Kurdish and Islamic State fighters exchanged artillery and machinegun fire in a cluster of villages about 15 km (9 miles) west of Kobane, where the frontline appeared not to have moved significantly for several days, a Reuters witness said.
Kurdish officials meanwhile said ISIL had concentrated their fighters south of the town late on Wednesday and had pushed towards it, but that the main Kurdish armed group in northern Syria, the YPG, had repelled them overnight.
"The YPG responded and pushed them back to about 10-15 km (6-9 miles) away," Idris Nassan, deputy minister for foreign affairs in the Kobane canton, told Reuters by telephone.

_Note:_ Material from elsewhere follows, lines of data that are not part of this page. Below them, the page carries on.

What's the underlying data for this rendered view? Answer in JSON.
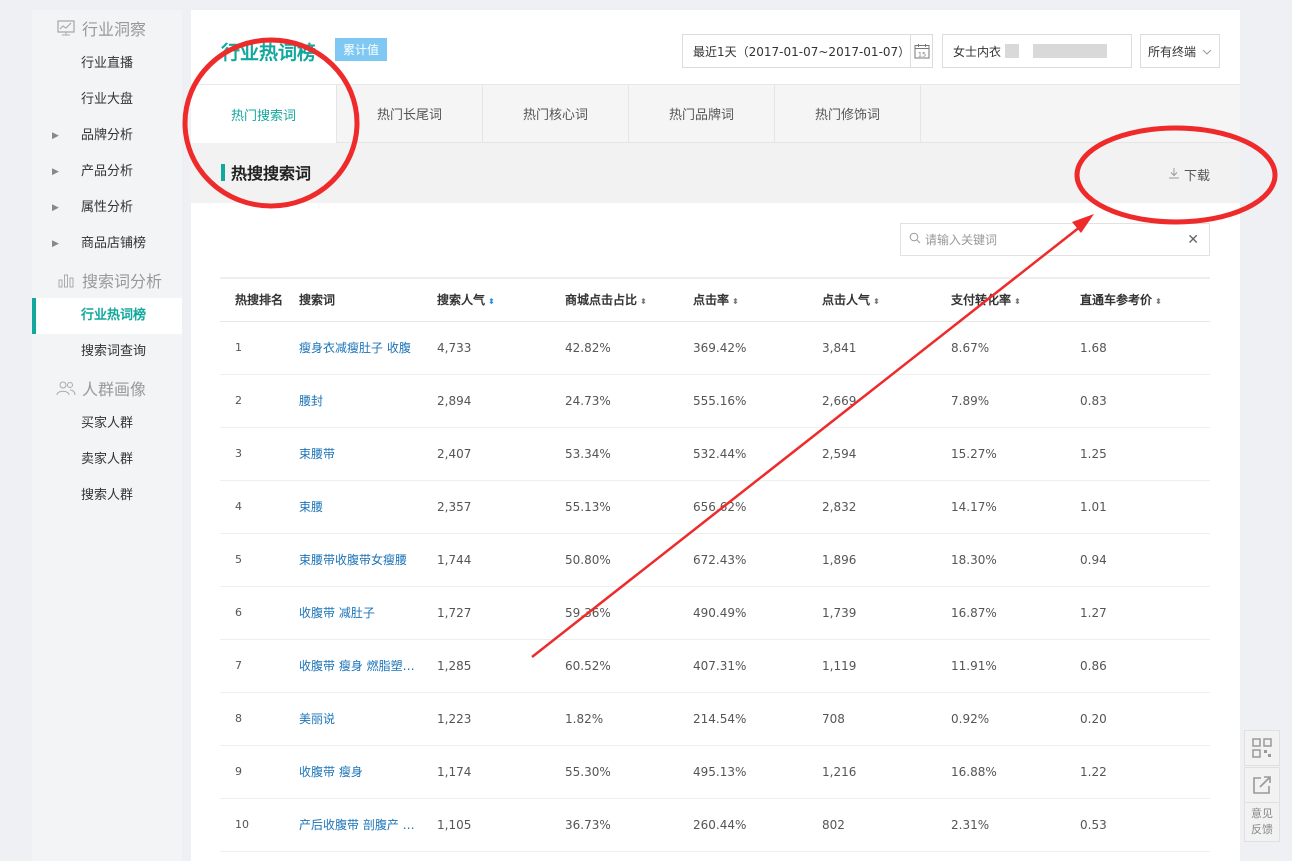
{
  "sidebar": {
    "groups": [
      {
        "title": "行业洞察",
        "icon": "monitor-chart-icon",
        "items": [
          {
            "label": "行业直播",
            "expandable": false
          },
          {
            "label": "行业大盘",
            "expandable": false
          },
          {
            "label": "品牌分析",
            "expandable": true
          },
          {
            "label": "产品分析",
            "expandable": true
          },
          {
            "label": "属性分析",
            "expandable": true
          },
          {
            "label": "商品店铺榜",
            "expandable": true
          }
        ]
      },
      {
        "title": "搜索词分析",
        "icon": "bar-chart-icon",
        "items": [
          {
            "label": "行业热词榜",
            "expandable": false,
            "active": true
          },
          {
            "label": "搜索词查询",
            "expandable": false
          }
        ]
      },
      {
        "title": "人群画像",
        "icon": "people-icon",
        "items": [
          {
            "label": "买家人群",
            "expandable": false
          },
          {
            "label": "卖家人群",
            "expandable": false
          },
          {
            "label": "搜索人群",
            "expandable": false
          }
        ]
      }
    ]
  },
  "header": {
    "title": "行业热词榜",
    "badge": "累计值",
    "date_range": "最近1天（2017-01-07~2017-01-07）",
    "calendar_day": "15",
    "category": "女士内衣",
    "device": "所有终端"
  },
  "tabs": [
    "热门搜索词",
    "热门长尾词",
    "热门核心词",
    "热门品牌词",
    "热门修饰词"
  ],
  "section": {
    "title": "热搜搜索词",
    "download": "下载",
    "search_placeholder": "请输入关键词"
  },
  "table": {
    "columns": [
      "热搜排名",
      "搜索词",
      "搜索人气",
      "商城点击占比",
      "点击率",
      "点击人气",
      "支付转化率",
      "直通车参考价"
    ],
    "rows": [
      [
        "1",
        "瘦身衣减瘦肚子 收腹",
        "4,733",
        "42.82%",
        "369.42%",
        "3,841",
        "8.67%",
        "1.68"
      ],
      [
        "2",
        "腰封",
        "2,894",
        "24.73%",
        "555.16%",
        "2,669",
        "7.89%",
        "0.83"
      ],
      [
        "3",
        "束腰带",
        "2,407",
        "53.34%",
        "532.44%",
        "2,594",
        "15.27%",
        "1.25"
      ],
      [
        "4",
        "束腰",
        "2,357",
        "55.13%",
        "656.62%",
        "2,832",
        "14.17%",
        "1.01"
      ],
      [
        "5",
        "束腰带收腹带女瘦腰",
        "1,744",
        "50.80%",
        "672.43%",
        "1,896",
        "18.30%",
        "0.94"
      ],
      [
        "6",
        "收腹带 减肚子",
        "1,727",
        "59.36%",
        "490.49%",
        "1,739",
        "16.87%",
        "1.27"
      ],
      [
        "7",
        "收腹带 瘦身 燃脂塑…",
        "1,285",
        "60.52%",
        "407.31%",
        "1,119",
        "11.91%",
        "0.86"
      ],
      [
        "8",
        "美丽说",
        "1,223",
        "1.82%",
        "214.54%",
        "708",
        "0.92%",
        "0.20"
      ],
      [
        "9",
        "收腹带 瘦身",
        "1,174",
        "55.30%",
        "495.13%",
        "1,216",
        "16.88%",
        "1.22"
      ],
      [
        "10",
        "产后收腹带 剖腹产 …",
        "1,105",
        "36.73%",
        "260.44%",
        "802",
        "2.31%",
        "0.53"
      ]
    ]
  },
  "float": {
    "feedback_line1": "意见",
    "feedback_line2": "反馈"
  },
  "colors": {
    "accent": "#13a89e",
    "link": "#1b74b8",
    "annotation": "#ee2a2a"
  }
}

Syrian Kurdish refugees watching the fighting from a hill on the Turkish side of the border said the ISIL insurgents had not been able to advance from positions they had taken up in olive groves west of Kobane.

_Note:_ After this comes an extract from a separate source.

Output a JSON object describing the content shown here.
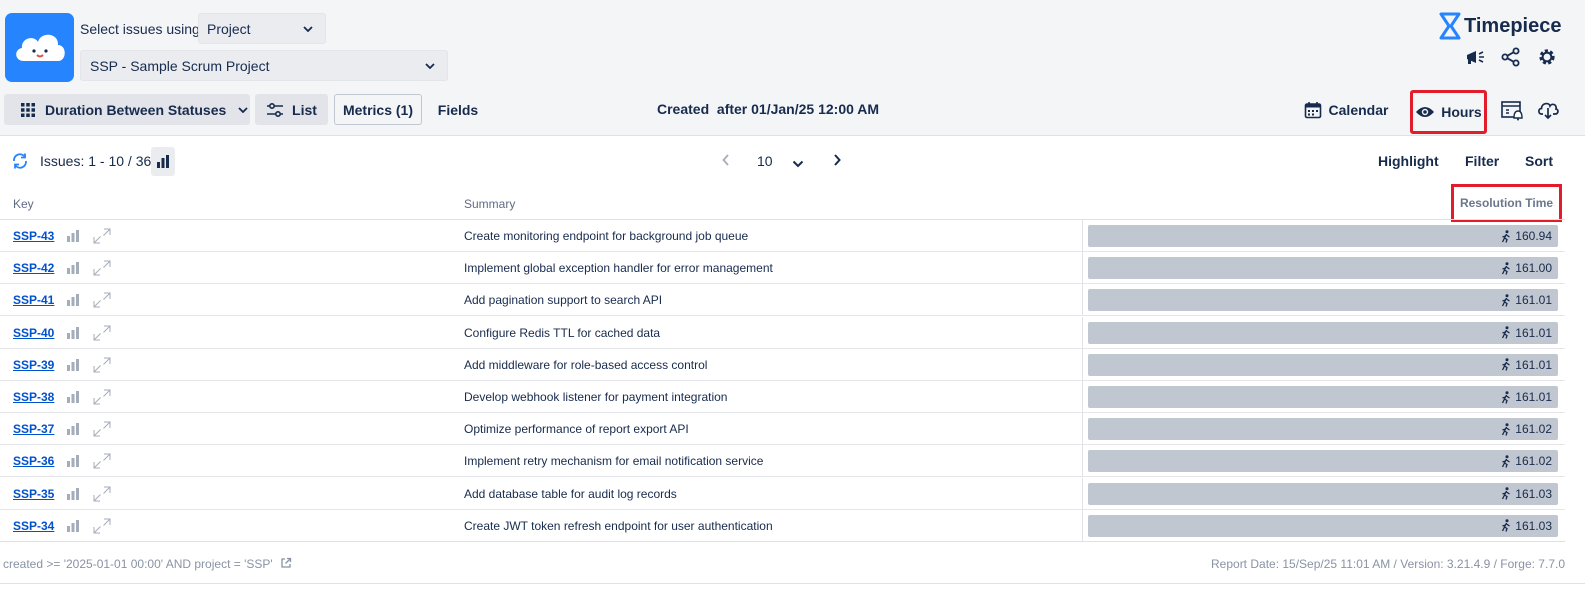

Turkish military vehicles patrolled their side of the border, with soldiers occasionally moving people away from the hill overlooking the fighting. Heavy weapons fire could also be heard further away from the border inside Syrian territory.
The town's location has been blocking the Sunni Muslim insurgents from consolidating their gains in northern Syria. The group tried to take the town in July but was repulsed by local forces backed by Kurdish fighters from Turkey.
The YPG on Sept. 25 renewed calls for U.S.-led air strikes to hit ISIL positions around Kobane.
"Although all ISIL positions and their heavy armaments, including tanks and armoured vehicles around Kobani, are clear and within view for everyone on the front line, it is worth noting that these targets have not been bombed yet," YPG spokesman Redur Xelil said.
"We are of the utmost readiness to cooperate with the international coalition forces against terrorism and give it detailed information about the main targets," he said.
Öcalan Iso, a Kurdish defence official, confirmed that YPG forces had stemmed ISIL's advances south of Kobane, known as Ayn al-Arab in Arabic.
"As our fighters secured the area, we found 12 Islamic State bodies," he said by telephone. ISIL fighters also remain to the east and west of the town and fighting continues in the south.
Both men said they had also heard warplanes flying over Kobane late on Sept. 24 for the first time, but it was not clear exactly which areas they were targeting.
A third night of U.S.-led air strikes on Wednesday targeted ISIL-controlled oil refineries in eastern Syria, U.S. officials said.
The British-based Syrian Observatory for Human Rights, which monitors the war, said eight YPG fighters had been killed in overnight clashes.